Doğal olarak insanları ikna etmek zordur ve yargı yoluyla kamulaştırma uzun yıllar sonunda yapılabildiği için büyük sorundur.
Örnek: Sinanpaşa Mahallesi
İşte bu noktada Hükümet kentsel dönüşüm projesi yapmak isteyen belediyelere can simidi olan bir yasa çıkardı.
Adı da “6306 sayılı Afet Riski Altındaki Alanların Dönüştürülmesi Hakkında Kanun.”
İdarenin elini güçlendiren, projelerin uygulanabilirliğini oldukça kolaylaştıran bir yasa olarak dikkati çekse de, hak sahipleri yani vatandaş için tam tersi bir durum sözkonusu.
Çünkü Bakanlar Kurulu kararıyla Afet Riskli alan ilan edilen mahallelerde yaşayan hak sahiplerinin bu karara itiraz edebilme şansı pek yok.
Mahkemeden yürütmeyi durdurma kararı bile alma hakları yok.
Tebliğ tarihinden itibaren belirli bir süre içinde yaşadıkları binaları boşaltmak hatta yıkmakla yükümlüler.
Boşalttıkları binanın karşılığında takdir edilen değeri kabul etmekten başka bir şansları de neredeyse yok.
Böyle bir kentsel dönüşümü nasıl tanımlamak gerekir acaba?
Her şey iyi niyetle ilgili.
Kötü niyetli bir belediye başkanı bu yasa aracılığıyla koskoca bir mahalleyi kentsel dönüşüm adı altında boşaltıp, orada yaşayan insanları yersiz, yurtsuz, evsiz bırakabilir.
Bunun da adı yine “kentsel dönüşüm” olur.
İşte o zaman bu yasa “yoksulu yerinden yurdundan etme yasası”na dönüşüverir.
Neredeyse tüm belediyeler işin kolayına kaçıp kentsel dönüşüm uygulamak istedikleri mahalleleri afet riski altındaki alan ilan ettiriyor.

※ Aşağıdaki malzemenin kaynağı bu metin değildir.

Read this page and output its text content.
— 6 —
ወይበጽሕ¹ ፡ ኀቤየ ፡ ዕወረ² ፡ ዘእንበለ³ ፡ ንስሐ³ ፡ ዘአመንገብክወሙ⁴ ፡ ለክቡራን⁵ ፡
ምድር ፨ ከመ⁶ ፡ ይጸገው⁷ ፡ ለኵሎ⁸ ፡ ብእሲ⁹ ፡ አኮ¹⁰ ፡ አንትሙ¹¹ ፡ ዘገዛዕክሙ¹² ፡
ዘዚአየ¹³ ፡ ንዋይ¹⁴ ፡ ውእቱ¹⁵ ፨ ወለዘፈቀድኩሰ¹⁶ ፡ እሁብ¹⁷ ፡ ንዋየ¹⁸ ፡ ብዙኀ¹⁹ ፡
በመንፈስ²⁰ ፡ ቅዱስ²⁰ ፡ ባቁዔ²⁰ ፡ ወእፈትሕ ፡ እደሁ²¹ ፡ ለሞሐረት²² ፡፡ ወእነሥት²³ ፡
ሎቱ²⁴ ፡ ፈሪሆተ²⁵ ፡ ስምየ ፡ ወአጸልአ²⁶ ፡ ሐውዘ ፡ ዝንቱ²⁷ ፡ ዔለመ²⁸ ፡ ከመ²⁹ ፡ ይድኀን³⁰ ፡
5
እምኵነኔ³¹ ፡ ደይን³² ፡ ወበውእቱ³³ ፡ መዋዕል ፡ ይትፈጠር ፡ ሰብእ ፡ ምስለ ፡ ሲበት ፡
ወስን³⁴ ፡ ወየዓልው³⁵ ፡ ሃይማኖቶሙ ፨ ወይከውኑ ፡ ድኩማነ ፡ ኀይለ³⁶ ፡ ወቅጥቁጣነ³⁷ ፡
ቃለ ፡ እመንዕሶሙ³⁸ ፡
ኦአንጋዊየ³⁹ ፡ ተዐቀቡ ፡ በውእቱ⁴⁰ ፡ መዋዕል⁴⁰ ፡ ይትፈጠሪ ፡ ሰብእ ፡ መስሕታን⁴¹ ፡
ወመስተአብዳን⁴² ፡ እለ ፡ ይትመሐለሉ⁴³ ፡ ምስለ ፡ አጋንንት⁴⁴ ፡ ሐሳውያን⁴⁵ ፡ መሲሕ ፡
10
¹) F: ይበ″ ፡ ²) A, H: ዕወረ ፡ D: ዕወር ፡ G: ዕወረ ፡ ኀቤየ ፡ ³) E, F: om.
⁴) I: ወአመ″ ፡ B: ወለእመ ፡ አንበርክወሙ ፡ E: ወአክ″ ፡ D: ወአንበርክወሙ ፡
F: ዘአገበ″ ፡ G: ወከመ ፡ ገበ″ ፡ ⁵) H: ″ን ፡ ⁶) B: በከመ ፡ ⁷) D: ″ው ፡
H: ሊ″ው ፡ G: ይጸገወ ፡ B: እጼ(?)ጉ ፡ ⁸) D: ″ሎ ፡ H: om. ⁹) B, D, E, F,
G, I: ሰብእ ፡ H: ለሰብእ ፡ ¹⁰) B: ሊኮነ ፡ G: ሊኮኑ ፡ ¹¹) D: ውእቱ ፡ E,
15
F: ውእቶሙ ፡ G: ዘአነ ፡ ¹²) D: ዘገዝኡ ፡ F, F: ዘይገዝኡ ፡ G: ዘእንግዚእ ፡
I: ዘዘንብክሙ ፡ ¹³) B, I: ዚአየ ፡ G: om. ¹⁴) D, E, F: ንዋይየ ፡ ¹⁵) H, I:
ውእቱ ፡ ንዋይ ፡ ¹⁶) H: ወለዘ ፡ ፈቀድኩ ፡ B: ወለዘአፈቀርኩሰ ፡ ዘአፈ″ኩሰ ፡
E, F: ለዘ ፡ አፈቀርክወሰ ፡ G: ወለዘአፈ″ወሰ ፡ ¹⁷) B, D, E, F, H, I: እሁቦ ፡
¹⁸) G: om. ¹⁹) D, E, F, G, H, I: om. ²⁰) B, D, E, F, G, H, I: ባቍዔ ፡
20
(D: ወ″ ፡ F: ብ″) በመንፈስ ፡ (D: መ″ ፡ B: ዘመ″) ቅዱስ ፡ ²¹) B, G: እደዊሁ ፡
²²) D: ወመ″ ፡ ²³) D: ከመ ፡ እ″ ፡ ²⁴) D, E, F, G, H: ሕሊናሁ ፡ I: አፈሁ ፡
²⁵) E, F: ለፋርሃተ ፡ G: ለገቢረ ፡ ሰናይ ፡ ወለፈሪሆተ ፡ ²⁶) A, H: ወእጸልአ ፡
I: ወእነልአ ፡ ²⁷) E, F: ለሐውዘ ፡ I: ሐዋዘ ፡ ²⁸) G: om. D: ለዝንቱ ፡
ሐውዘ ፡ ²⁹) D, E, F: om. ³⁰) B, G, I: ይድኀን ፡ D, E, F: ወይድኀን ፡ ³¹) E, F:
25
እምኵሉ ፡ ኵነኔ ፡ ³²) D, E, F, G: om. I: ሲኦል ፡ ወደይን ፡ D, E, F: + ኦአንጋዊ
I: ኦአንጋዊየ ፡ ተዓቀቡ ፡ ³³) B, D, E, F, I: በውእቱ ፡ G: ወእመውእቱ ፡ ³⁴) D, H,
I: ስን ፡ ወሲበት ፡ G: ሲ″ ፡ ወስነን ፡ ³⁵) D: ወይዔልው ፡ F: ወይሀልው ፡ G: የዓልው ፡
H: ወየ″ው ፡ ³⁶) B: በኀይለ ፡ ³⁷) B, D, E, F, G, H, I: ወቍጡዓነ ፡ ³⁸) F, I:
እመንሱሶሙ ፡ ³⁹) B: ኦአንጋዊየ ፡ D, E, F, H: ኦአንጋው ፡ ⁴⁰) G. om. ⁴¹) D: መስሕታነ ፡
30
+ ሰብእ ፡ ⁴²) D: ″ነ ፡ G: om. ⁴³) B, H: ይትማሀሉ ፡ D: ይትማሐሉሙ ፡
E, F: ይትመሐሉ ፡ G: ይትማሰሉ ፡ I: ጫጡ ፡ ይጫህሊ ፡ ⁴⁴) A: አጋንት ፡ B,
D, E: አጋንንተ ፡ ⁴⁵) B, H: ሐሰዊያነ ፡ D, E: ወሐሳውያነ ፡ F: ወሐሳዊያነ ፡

Bu karar alınırken söz konusu yerde zemin etüdü yapılıyor mu, mevcut binalar gerçekten de bir depremde yıkılır mı kimse bilmiyor.
Karar alınıyor ama kararın hangi bilimsel dayanakları olduğu hiç açıklanmıyor.
Yani her şey belediye başkanlarının iki dudağı arasında.
İyi niyetli olan işin insani yönünü zaten göz ardı etmez, insanların hakkını yemez ama eğer niyet kötüyse işte o zaman yandı bitti yoksul vatandaş.